Kuwait is an Arab nation located in the northern region of the Eastern Arabian Peninsula. It is in close proximity with the Persian Gulf, sharing borders with giants Iraq and Saudi Arabia. It is a relatively small patch – although some four million people reside here – mostly comprised of native Arabs, Asians, and Africans. The country's capital is Kuwait City, and its major industry is petrol.
What to see & do
While Kuwait cares about its tradition and is virtually still a living history book, it has, in the recent years, embraced international modern culture. Its infrastructures now lean towards modern and giant domes – super structures – that are the trend in most countries comprising the Middle East. The country continuously adapt to surrounding Saudi Arabia, United Arab Emirates, and Qatar in the progressive department, building impressive towers that (almost) reach the sky.
Kuwait Towers – The Kuwait Towers are a group of three slender towers, standing on a promontory in the Persian Gulf. It was officially inaugurated in 1979, and has been rated as a landmark and one of the national symbols of modern Kuwait. The main tower is 187 metres high and carries two spheres. The lower sphere holds in its bottom half a water tank, while the upper half a restaurant for 90 persons and a reception hall. The upper half is also famous for completing a full turn every 30 minutes. The second tower, meanwhile, serves as a water tower, while the third tower houses the equipment to illuminate the larger towers. Although they are physically separate entities, they are referred to as Kuwait Tower – singular.
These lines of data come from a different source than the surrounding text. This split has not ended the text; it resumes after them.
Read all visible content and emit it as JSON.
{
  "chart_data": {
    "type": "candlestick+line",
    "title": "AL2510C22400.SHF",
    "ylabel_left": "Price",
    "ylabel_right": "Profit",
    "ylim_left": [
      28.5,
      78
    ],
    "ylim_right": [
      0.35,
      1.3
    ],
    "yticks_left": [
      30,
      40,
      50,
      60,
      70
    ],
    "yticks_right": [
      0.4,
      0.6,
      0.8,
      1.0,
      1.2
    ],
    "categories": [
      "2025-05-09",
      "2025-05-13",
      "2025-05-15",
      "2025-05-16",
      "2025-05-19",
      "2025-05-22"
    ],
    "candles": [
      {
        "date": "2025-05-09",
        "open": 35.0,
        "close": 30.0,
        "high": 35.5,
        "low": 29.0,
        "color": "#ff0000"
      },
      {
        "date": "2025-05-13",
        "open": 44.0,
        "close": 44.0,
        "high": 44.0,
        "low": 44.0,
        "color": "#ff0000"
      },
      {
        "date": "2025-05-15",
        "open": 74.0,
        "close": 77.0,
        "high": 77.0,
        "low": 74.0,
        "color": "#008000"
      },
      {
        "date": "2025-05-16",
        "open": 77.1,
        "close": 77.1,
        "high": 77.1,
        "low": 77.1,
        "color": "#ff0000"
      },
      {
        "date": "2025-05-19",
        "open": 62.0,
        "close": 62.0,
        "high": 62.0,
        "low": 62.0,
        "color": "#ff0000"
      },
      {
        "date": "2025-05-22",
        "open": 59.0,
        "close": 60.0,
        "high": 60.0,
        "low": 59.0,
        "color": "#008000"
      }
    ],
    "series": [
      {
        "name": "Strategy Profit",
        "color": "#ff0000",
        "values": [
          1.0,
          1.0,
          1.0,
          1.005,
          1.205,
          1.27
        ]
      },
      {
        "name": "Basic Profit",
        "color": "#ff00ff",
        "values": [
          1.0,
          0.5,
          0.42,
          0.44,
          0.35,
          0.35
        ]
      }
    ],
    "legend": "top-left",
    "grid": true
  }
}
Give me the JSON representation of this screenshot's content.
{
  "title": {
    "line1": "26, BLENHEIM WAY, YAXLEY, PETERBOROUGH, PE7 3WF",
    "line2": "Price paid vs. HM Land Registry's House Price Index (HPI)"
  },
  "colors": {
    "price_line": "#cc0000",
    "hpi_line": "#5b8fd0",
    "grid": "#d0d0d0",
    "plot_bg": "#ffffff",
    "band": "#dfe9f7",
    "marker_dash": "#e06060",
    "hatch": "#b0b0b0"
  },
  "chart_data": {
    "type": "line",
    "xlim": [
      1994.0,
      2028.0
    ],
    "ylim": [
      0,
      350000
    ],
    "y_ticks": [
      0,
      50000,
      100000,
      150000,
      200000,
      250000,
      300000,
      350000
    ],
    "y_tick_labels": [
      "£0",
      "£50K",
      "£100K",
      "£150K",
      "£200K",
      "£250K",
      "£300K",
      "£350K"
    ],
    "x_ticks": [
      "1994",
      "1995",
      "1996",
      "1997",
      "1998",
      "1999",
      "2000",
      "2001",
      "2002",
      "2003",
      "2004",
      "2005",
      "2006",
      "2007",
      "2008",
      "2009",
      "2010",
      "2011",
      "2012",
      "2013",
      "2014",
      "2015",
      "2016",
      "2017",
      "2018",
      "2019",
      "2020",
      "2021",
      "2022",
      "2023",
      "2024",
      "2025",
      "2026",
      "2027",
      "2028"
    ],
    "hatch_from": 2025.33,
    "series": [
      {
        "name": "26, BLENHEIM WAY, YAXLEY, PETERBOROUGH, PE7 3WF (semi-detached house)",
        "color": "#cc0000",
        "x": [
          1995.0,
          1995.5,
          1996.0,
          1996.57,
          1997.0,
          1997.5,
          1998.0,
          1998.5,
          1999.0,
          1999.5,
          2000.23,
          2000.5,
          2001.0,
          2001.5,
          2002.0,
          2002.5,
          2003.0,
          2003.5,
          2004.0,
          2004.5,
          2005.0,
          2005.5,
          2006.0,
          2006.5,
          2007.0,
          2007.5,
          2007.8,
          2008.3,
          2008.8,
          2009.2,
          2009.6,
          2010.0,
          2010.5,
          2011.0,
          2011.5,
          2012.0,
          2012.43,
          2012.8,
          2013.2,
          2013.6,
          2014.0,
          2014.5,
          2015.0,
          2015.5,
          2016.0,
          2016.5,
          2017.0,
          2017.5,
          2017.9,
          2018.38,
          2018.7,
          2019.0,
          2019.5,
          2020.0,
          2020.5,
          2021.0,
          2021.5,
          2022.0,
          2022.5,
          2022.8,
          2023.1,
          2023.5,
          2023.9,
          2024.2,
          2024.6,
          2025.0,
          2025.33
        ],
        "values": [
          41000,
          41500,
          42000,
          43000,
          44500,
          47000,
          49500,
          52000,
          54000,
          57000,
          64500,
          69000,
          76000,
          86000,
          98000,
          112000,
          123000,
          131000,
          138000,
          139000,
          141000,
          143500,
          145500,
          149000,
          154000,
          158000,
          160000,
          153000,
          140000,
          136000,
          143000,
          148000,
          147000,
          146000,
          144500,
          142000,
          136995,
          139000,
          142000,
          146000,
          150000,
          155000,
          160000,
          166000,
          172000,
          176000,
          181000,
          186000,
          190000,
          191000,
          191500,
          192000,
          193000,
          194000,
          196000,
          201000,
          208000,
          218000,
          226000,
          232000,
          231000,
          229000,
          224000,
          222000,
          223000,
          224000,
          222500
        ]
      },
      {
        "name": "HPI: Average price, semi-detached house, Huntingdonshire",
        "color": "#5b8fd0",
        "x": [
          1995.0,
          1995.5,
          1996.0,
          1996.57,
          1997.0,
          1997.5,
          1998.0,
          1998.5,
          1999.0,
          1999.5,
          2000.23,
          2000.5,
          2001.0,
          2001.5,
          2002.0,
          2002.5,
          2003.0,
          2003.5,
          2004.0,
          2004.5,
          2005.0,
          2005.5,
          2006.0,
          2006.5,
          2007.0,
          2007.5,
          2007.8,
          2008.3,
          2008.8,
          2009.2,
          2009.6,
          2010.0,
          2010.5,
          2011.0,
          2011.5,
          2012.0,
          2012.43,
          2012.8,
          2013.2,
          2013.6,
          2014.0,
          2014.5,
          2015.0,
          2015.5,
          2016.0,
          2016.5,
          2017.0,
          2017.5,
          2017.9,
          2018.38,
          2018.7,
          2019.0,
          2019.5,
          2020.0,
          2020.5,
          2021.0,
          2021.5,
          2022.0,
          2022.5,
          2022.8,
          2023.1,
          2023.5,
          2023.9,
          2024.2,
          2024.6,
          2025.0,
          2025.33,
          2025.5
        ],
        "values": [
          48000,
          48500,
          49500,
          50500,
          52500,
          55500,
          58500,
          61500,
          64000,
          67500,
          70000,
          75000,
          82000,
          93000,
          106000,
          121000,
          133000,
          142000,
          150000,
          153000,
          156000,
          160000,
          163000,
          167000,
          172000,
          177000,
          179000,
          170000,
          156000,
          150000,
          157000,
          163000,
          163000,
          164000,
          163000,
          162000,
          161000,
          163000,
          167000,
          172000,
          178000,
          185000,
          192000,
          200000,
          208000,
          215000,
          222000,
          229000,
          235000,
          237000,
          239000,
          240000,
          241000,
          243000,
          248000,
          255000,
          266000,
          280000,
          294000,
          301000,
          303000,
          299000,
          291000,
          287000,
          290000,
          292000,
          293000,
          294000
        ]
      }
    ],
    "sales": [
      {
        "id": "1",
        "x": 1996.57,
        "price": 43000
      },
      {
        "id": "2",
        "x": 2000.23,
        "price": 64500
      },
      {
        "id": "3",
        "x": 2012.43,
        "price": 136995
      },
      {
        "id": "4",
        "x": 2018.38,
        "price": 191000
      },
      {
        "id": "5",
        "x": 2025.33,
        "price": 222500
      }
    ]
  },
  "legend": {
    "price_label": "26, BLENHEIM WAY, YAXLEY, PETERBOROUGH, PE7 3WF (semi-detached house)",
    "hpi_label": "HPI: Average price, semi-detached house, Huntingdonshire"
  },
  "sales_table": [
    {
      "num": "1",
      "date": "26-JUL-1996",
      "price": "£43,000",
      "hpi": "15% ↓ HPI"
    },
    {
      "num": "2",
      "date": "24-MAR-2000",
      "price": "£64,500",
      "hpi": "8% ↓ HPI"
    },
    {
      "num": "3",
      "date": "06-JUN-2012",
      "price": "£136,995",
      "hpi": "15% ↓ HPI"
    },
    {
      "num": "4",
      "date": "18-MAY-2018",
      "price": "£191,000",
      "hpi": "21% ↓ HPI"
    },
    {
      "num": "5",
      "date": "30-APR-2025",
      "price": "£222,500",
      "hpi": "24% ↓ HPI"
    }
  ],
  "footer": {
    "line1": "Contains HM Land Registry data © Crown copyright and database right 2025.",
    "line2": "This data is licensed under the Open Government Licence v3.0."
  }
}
Grand Mosque – the Grand Mosque is the largest and the official mosque in the country. Its area spans a whopping 480,000 square feet, out of which the building itself covers almost half. The main prayer hall is at least 236 feet wide on all sides, and has lighting provisions through some 144 windows. The mosque is known for its opulence, and for its display of the Uthman Quran replica.
Liberation Tower – the Liberation Tower is the second tallest structure in Kuwait. It is 372 metres tall, and is considered as the world's 38th tallest free standing structure by pinnacle height. Construction of the tower commenced before the Iraqi invasion of Kuwait came in August 1990. It was meant to be named The Kuwait Telecommunications tower. However, when the invasion took place, the tower's construction was stopped. It was unscathed until the invading forces were expelled – so upon completion in 1993, it was called Liberation Tower, symbolising Kuwait's liberation from Iraq.
Kuwait National Museum – established in 1983, the Kuwait National Museum is the main gallery and museum of Kuwait. It displays knowledge about the Arabian peninsula, local history, geography, and civilisation. It is comprised of a central garden and a courtyard, with many buildings in tow to separate each exhibition. Each building in the complex is connected to each other with elevated walkways.
How to get around within Kuwait
Travel is quite easy within Kuwait, mainly because of the presence of local metered taxis, buses, and rental cars. Female commuters, however, should be careful as some drivers (of taxis) tend to harm their passengers. Buses are jam-packed every day at any given time, so driving can be more convenient.
How to get there
The Kuwait International Airport is the only airport in the country. Airlines that travel to the airport include Wataniya Airlines, Jazeera Airways, Kuwait Airways, KLM, Singapore Airlines, British Airways, and many others. Note that visa requirements stand when going to the airport, so make sure to check about this information before booking or even boarding.